Airflow DAGs: Creation, Operators, and Dependencies

Creating Your First Airflow DAG in Google Cloud Composer

  • The previous video covered creating a Composer environment and a walkthrough of the Airflow UI, including the default Airflow monitoring DAG.

  • This video focuses on creating basic DAGs, which serves as a foundation for understanding more complex DAGs and data pipelines in future videos.

  • Key topics include understanding how to create a DAG, the role of operators in Airflow, and how to utilize these operators effectively.

Steps to Create a DAG in Google Cloud Composer

Creating a DAG involves a few simple steps:

  1. Select Apache Airflow Operators: Choose operators based on your specific use case or requirements. These can be related to Google Cloud, AWS, GitHub, Python, or bash commands.

  2. Define Tasks and Dependencies: Use operators to create individual tasks within your DAG. Clearly define the dependencies between these tasks to establish the order of execution.

  3. Create a DAG Definition File: Write your DAG logic in a Python file (e.g., my_dag.py).

  4. Upload to Cloud Storage Bucket: For Google Cloud Composer, upload the .py file to the designated dags folder within the Cloud Storage bucket that was created when the Composer environment was set up.

    • If using Airflow on a VM instance or Linux server, you would upload the file to the local dags folder on the server. The exact path of this folder can be found in the airflow.config file.

  5. DAG Processing: Once uploaded, the file is processed by the DAG processor.
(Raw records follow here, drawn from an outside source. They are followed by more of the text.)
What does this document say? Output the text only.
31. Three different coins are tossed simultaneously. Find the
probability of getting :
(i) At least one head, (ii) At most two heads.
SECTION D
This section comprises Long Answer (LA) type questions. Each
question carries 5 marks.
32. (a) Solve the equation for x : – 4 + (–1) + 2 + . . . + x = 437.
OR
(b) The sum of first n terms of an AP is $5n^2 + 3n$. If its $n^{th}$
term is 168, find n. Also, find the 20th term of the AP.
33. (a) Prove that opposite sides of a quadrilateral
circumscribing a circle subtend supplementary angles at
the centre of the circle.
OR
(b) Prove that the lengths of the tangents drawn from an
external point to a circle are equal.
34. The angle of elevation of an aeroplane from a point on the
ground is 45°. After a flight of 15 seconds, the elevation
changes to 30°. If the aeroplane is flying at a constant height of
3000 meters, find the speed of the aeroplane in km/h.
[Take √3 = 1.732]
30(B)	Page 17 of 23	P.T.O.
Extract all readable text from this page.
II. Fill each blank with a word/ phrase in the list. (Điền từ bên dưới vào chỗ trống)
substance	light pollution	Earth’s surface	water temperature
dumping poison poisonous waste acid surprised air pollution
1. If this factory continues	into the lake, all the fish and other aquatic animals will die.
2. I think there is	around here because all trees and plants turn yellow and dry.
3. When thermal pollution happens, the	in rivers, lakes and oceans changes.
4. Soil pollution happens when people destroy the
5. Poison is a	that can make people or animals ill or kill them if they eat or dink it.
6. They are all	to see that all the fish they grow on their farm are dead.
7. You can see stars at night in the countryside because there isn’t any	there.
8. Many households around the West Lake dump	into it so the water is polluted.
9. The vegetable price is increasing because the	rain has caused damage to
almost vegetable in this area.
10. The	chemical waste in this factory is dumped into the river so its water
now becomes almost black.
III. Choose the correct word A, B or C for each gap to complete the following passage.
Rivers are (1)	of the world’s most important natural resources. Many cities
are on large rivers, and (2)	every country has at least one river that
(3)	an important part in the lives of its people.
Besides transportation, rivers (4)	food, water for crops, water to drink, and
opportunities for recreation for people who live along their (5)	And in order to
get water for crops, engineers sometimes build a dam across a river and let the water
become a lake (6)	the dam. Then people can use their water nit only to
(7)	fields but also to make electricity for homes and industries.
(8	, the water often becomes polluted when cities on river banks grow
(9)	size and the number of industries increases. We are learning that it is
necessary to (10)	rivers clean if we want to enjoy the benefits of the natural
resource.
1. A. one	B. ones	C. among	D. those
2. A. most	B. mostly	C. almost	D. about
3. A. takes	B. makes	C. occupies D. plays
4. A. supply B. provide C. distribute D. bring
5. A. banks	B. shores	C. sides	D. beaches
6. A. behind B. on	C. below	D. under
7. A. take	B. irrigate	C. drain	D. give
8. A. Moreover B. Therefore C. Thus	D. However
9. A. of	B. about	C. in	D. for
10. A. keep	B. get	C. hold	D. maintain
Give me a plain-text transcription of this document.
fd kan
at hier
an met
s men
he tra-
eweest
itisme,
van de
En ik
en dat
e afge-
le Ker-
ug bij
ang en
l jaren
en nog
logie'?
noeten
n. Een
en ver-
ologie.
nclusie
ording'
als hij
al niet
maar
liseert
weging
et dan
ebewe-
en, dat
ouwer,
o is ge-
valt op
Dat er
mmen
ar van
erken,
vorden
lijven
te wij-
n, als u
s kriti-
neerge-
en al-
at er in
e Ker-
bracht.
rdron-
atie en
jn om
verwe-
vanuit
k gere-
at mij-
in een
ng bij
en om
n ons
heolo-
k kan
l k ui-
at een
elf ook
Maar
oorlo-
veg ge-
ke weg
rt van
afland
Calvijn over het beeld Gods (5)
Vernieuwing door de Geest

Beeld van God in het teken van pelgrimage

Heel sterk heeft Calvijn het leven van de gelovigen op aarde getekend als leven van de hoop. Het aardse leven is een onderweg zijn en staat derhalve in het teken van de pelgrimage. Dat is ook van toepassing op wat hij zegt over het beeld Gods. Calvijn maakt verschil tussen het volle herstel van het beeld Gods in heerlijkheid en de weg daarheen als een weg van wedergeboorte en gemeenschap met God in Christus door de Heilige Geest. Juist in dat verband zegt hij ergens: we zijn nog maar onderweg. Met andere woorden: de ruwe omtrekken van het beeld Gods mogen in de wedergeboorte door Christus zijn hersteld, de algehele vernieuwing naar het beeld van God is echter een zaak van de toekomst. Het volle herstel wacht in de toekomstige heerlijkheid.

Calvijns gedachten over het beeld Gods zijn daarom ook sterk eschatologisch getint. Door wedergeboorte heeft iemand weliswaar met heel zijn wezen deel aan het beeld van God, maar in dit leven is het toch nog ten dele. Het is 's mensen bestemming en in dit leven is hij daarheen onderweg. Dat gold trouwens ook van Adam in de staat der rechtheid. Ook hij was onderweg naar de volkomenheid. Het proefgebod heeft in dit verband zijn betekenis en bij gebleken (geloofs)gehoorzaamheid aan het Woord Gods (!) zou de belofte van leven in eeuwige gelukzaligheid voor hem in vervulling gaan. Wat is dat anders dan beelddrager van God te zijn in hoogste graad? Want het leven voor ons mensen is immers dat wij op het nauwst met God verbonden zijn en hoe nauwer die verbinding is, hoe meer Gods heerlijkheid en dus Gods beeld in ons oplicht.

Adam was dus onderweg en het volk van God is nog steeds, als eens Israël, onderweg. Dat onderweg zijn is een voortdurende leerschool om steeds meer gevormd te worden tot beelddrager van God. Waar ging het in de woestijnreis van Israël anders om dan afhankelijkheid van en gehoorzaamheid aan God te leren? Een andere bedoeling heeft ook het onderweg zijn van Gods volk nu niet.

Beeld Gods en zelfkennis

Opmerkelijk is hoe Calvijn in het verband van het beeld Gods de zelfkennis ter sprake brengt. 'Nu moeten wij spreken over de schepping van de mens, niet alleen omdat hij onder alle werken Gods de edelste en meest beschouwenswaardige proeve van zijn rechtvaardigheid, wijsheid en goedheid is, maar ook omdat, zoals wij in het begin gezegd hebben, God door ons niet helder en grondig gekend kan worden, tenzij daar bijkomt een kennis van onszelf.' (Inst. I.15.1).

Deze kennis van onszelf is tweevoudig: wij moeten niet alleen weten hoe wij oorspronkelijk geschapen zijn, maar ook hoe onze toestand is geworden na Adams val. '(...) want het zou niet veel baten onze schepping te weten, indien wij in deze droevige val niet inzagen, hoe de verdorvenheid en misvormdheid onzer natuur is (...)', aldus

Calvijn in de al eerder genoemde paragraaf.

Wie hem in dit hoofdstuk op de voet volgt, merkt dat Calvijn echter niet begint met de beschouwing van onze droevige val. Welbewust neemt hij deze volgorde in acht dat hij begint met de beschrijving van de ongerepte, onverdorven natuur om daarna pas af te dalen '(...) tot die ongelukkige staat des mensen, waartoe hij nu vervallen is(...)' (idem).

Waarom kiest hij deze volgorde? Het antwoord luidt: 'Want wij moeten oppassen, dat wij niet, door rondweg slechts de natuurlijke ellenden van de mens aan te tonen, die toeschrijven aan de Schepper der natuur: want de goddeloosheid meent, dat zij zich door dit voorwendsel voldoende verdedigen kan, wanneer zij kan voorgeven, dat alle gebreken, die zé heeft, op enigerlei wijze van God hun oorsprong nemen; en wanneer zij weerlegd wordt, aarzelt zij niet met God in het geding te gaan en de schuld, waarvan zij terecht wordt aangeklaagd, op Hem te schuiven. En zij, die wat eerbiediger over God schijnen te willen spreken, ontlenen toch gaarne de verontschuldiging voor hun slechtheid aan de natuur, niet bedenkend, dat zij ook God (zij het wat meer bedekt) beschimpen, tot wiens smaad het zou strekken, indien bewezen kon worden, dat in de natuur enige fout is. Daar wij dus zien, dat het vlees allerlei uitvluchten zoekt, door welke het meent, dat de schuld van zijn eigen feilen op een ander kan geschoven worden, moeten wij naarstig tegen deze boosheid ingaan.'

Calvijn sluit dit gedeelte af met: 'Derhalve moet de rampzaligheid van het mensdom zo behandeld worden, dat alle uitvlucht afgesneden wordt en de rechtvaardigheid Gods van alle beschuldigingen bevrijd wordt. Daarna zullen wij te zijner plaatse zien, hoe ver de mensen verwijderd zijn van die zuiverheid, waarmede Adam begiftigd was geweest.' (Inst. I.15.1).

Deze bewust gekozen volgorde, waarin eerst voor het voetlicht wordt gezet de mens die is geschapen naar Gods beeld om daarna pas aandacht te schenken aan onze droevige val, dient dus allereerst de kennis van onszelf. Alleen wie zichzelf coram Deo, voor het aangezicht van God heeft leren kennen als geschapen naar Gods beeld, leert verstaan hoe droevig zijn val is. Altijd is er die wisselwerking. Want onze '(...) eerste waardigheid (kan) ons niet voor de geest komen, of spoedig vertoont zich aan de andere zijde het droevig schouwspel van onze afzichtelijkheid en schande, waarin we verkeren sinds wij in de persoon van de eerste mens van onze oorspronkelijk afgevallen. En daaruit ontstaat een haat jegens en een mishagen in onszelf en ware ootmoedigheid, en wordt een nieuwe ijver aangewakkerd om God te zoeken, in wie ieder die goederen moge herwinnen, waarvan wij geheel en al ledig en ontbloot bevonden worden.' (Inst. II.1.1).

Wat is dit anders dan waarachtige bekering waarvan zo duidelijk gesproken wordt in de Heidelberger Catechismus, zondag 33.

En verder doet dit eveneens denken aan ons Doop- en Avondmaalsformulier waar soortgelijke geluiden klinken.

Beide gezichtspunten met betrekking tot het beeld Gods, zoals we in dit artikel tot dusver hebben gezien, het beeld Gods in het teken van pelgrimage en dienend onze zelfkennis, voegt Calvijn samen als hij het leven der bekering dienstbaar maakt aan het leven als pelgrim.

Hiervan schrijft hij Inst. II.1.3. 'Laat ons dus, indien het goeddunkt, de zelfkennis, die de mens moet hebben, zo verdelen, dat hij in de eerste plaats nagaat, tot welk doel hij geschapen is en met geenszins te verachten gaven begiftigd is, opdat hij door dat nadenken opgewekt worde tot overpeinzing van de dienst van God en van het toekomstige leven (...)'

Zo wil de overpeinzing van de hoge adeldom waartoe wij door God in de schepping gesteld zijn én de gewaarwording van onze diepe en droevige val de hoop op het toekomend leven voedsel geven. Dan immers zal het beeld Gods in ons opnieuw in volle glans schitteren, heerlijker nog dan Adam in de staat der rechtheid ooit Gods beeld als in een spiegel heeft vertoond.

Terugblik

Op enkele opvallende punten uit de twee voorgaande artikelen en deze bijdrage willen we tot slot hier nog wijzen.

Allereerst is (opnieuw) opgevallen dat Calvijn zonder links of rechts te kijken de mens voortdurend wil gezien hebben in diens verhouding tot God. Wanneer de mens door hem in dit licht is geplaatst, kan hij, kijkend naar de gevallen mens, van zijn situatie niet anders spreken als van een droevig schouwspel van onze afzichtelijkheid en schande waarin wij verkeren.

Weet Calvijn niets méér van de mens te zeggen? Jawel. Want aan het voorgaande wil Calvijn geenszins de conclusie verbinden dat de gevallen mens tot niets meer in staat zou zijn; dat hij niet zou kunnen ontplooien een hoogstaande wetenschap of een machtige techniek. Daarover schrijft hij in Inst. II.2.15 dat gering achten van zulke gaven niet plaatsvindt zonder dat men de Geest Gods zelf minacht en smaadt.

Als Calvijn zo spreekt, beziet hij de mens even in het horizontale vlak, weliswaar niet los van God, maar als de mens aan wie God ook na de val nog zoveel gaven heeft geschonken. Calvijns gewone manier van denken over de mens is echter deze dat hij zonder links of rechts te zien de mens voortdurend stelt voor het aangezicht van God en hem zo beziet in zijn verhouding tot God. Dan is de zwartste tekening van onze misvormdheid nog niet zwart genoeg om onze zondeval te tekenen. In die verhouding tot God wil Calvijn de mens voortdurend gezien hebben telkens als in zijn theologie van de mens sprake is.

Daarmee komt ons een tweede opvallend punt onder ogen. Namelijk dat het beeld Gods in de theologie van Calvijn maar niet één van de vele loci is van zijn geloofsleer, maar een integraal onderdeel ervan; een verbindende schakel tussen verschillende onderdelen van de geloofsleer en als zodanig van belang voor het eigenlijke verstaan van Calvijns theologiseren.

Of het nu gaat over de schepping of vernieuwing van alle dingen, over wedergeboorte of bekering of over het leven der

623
If the syntax is correct, the DAG will be parsed, scheduled, and then become available on the Airflow web server.

    • Cloud Composer handles DAG parsing, scheduling, execution, error handling, retries, monitoring, and logging automatically.

Understanding Airflow Operators

  • Definition: Airflow operators act as workers or middlemen that perform specific functions or tasks within an Airflow DAG.

  • Purpose: They instruct Airflow on what actions need to be carried out, such as running a Python script, executing an SQL query, or transferring data between cloud services.

  • Automation: Operators are essential for automating processes and abstracting complex code into reusable components.

  • Benefits of Operators:

    • They provide predefined code templates, allowing users to achieve complex operations by simply passing parameters (e.g., a SQL query for a MySqlOperator, or bucket and file names for a GoogleCloudStorageToBigQueryOperator).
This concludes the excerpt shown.